Par ailleurs, du fait de la pandémie, les entreprises réclament, dans les marchés en cours, la prise en charge de certaines dépenses liées à la crise et initialement non prévues. Qu'en est-il ? Va-t-on appliquer la vieille théorie de l'imprévision, tirée d'un arrêt du Conseil d'État de 1916 ?
M. Marc Daunis. - Il avait été question que certaines mesures d'aménagement soient prises pour faciliter le vote et amortir le report de plusieurs mois du second tour des élections municipales. De nombreux élus locaux s'interrogent, à quelque temps du scrutin, sur les aspects pratico-pratiques. Avez-vous des informations à ce sujet ?
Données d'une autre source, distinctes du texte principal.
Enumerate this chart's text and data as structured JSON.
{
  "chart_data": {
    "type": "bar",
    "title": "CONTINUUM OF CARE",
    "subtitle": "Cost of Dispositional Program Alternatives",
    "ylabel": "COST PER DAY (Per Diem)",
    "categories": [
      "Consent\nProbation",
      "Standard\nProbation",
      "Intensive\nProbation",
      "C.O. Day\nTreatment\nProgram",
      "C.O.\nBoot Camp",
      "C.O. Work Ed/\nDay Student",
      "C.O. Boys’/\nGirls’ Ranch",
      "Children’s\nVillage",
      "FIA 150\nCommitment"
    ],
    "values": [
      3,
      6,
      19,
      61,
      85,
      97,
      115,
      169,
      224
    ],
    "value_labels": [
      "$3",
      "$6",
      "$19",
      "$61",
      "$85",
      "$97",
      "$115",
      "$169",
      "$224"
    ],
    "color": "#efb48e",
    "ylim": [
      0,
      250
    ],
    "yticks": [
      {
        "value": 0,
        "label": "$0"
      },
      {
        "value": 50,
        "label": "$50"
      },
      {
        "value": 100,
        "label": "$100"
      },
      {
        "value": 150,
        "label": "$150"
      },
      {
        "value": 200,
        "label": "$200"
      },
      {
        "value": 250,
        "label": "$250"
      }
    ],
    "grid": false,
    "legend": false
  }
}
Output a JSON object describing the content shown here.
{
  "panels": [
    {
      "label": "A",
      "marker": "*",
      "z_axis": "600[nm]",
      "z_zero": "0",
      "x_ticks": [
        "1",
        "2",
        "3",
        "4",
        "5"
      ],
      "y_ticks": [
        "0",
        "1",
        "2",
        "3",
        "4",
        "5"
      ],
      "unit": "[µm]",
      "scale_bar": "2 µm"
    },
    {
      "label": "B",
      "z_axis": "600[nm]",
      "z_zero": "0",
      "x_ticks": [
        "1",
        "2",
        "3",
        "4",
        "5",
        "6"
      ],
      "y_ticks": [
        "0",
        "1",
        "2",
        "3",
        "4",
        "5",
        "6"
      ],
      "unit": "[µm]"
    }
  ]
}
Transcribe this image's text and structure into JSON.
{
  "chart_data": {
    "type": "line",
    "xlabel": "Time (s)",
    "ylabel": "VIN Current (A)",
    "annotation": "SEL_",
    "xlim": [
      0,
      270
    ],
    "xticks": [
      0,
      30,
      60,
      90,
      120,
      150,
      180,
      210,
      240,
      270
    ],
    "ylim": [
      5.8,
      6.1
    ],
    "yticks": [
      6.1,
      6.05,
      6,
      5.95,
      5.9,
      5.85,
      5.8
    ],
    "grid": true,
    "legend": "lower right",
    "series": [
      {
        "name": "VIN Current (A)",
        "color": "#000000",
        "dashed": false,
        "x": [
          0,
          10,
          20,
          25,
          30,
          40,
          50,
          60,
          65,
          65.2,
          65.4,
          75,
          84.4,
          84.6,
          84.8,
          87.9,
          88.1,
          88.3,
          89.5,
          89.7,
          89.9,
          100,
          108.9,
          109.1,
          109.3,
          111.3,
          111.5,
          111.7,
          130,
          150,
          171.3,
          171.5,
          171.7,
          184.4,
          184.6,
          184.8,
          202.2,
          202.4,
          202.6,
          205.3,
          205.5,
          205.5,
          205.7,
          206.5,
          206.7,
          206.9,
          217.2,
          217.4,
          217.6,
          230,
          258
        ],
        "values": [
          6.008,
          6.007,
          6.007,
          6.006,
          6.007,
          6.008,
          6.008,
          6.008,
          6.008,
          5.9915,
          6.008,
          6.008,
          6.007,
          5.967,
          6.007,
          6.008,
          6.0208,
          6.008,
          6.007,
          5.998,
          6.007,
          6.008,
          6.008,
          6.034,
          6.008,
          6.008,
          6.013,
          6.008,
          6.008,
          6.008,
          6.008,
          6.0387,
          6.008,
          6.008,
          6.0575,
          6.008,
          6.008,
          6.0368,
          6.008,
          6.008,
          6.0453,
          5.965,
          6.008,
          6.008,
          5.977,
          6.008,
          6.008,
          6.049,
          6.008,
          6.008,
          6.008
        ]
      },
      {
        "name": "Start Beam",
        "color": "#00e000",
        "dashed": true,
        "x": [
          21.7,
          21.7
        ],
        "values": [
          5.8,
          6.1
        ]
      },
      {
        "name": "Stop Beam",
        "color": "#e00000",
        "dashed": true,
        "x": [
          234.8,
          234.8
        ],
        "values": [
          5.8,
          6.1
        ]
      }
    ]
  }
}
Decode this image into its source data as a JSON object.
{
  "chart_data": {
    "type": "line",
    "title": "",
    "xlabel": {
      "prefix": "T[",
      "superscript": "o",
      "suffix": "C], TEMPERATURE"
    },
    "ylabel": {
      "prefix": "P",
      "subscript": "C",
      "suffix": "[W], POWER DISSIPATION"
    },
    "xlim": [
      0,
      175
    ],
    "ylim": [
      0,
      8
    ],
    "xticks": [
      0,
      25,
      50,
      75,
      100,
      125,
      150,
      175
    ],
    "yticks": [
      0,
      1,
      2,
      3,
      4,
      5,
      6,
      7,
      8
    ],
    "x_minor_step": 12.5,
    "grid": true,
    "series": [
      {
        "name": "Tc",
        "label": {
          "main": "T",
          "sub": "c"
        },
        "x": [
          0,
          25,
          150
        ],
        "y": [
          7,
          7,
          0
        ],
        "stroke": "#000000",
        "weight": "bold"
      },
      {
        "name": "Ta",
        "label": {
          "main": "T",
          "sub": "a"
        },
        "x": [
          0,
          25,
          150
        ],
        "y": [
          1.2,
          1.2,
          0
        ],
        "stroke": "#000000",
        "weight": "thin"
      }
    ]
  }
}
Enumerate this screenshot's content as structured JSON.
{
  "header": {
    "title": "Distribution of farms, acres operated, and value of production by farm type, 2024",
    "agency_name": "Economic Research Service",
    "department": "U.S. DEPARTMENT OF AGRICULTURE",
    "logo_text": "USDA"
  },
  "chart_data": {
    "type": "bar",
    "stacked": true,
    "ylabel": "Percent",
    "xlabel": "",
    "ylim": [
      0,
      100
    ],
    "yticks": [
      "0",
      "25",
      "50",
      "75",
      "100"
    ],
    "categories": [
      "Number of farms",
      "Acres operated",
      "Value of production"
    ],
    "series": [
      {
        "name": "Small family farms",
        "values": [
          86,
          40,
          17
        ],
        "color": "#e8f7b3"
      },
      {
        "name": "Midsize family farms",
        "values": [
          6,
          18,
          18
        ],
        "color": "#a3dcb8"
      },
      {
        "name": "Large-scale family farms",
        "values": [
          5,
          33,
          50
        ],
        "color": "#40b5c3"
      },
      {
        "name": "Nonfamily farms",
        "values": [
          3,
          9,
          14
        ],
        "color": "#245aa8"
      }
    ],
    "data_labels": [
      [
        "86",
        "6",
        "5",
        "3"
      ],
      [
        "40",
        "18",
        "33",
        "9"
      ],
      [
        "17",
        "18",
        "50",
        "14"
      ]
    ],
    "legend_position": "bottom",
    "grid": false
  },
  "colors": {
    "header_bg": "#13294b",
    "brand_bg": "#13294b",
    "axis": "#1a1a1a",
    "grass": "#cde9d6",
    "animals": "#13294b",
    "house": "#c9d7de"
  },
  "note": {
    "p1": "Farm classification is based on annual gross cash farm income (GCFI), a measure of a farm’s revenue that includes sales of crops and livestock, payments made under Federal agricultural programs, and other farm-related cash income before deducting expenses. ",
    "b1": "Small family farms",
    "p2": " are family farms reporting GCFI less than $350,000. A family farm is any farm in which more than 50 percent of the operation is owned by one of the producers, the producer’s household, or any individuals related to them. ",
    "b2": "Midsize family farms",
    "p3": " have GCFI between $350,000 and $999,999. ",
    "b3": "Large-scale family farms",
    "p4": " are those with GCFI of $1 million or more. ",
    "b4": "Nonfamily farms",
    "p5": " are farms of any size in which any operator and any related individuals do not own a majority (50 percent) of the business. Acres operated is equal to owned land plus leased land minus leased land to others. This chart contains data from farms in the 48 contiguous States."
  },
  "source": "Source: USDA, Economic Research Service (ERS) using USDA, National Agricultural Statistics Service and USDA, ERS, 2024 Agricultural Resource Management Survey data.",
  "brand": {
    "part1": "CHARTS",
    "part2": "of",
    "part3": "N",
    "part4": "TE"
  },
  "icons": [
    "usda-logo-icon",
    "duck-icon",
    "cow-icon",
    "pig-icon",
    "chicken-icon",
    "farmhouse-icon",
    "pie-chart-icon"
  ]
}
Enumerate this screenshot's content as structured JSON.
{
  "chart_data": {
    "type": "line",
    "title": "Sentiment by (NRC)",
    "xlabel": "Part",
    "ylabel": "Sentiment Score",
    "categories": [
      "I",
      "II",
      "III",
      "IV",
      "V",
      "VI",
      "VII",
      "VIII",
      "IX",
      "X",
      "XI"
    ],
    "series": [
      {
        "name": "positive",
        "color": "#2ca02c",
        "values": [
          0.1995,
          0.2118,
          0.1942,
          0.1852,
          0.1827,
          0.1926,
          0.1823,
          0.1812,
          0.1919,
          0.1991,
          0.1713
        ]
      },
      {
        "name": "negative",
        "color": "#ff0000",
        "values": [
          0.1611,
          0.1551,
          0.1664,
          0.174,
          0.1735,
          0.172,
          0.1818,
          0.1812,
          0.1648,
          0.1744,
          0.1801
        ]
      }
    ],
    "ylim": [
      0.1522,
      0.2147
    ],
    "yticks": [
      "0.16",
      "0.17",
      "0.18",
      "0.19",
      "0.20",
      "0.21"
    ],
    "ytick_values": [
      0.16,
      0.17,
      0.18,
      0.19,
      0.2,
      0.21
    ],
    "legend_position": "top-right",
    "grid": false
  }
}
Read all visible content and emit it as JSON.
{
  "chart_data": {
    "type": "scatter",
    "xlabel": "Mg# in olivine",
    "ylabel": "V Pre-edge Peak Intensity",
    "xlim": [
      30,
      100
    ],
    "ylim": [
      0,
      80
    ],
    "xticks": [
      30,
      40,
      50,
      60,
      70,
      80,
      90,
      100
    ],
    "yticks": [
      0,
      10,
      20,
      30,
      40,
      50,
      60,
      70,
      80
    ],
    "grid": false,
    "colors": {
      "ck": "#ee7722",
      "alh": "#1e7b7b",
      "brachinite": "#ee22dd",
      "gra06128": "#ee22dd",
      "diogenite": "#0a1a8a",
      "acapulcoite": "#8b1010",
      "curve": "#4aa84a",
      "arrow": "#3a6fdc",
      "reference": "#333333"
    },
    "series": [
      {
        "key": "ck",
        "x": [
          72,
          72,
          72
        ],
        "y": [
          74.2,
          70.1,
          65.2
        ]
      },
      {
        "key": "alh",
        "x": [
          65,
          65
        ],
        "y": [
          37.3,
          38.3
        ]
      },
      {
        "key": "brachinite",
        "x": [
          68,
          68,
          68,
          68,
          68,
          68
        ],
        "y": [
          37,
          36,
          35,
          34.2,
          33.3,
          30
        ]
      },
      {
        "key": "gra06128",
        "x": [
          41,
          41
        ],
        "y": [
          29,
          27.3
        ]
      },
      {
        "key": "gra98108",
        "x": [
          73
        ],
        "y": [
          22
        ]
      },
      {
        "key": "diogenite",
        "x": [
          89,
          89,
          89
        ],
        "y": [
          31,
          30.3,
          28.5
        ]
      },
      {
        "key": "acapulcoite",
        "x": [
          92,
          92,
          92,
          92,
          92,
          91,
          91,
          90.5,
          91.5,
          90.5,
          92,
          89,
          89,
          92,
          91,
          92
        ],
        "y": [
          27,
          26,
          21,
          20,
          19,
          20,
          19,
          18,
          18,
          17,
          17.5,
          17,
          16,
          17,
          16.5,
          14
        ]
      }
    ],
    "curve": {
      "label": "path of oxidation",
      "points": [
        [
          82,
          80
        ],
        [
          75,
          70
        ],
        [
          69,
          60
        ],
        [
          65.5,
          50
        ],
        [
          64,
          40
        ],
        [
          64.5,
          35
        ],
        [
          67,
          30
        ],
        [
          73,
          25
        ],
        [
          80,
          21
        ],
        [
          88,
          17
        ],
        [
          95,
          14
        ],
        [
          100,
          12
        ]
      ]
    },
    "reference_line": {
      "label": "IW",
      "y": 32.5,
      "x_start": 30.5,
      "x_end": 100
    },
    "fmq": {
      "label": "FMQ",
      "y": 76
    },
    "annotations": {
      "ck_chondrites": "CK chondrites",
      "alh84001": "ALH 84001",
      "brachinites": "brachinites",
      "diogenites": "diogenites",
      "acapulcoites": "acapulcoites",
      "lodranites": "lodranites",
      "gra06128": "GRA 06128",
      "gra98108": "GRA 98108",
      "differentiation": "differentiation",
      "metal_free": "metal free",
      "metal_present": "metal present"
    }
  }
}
Ma seconde question rejoint celles de Françoise Gatel et Jean-François Husson. On a tout de même constaté, durant cette période, des perturbations en ligne entre l'échelon régional et l'échelon départemental. Je défends, depuis de nombreuses années, la suppression des préfets de région et le renforcement de l'échelon départemental de l'État. N'est-il pas temps, aujourd'hui, de toiletter l'organisation et de retrouver la simplicité qui s'impose en matière opérationnelle ?
M. Bernard Delcros. - Vous avez rappelé le rôle important joué par les préfets de département dans la coordination des actions avec les collectivités territoriales, notamment les maires. Je peux témoigner que, dans mon département du Cantal, tout a très bien fonctionné. Je me réjouis donc que la période récente vienne confirmer l'idée d'un nécessaire renforcement du rôle des préfets de département.
Vous avez également évoqué le couple préfet / maire et je tiens, comme un de mes collègues l'a précédemment fait, à souligner le rôle important des présidents des conseils départementaux dans la gestion de la crise. Ceci m'amène à cette question : ne faut-il pas à l'avenir repenser les prérogatives en matière de santé, pour en redonner à l'échelon départemental ?
S'agissant des élections, je me réjouis que le second tour puisse se tenir le 28 juin. Mais il va falloir ensuite installer les intercommunalités et, compte tenu de la date du vote et du délai de droit commun pour leur installation, celles-ci ne devraient pas pouvoir être en place avant le début du mois d'août. Peut-on réduire ce délai ?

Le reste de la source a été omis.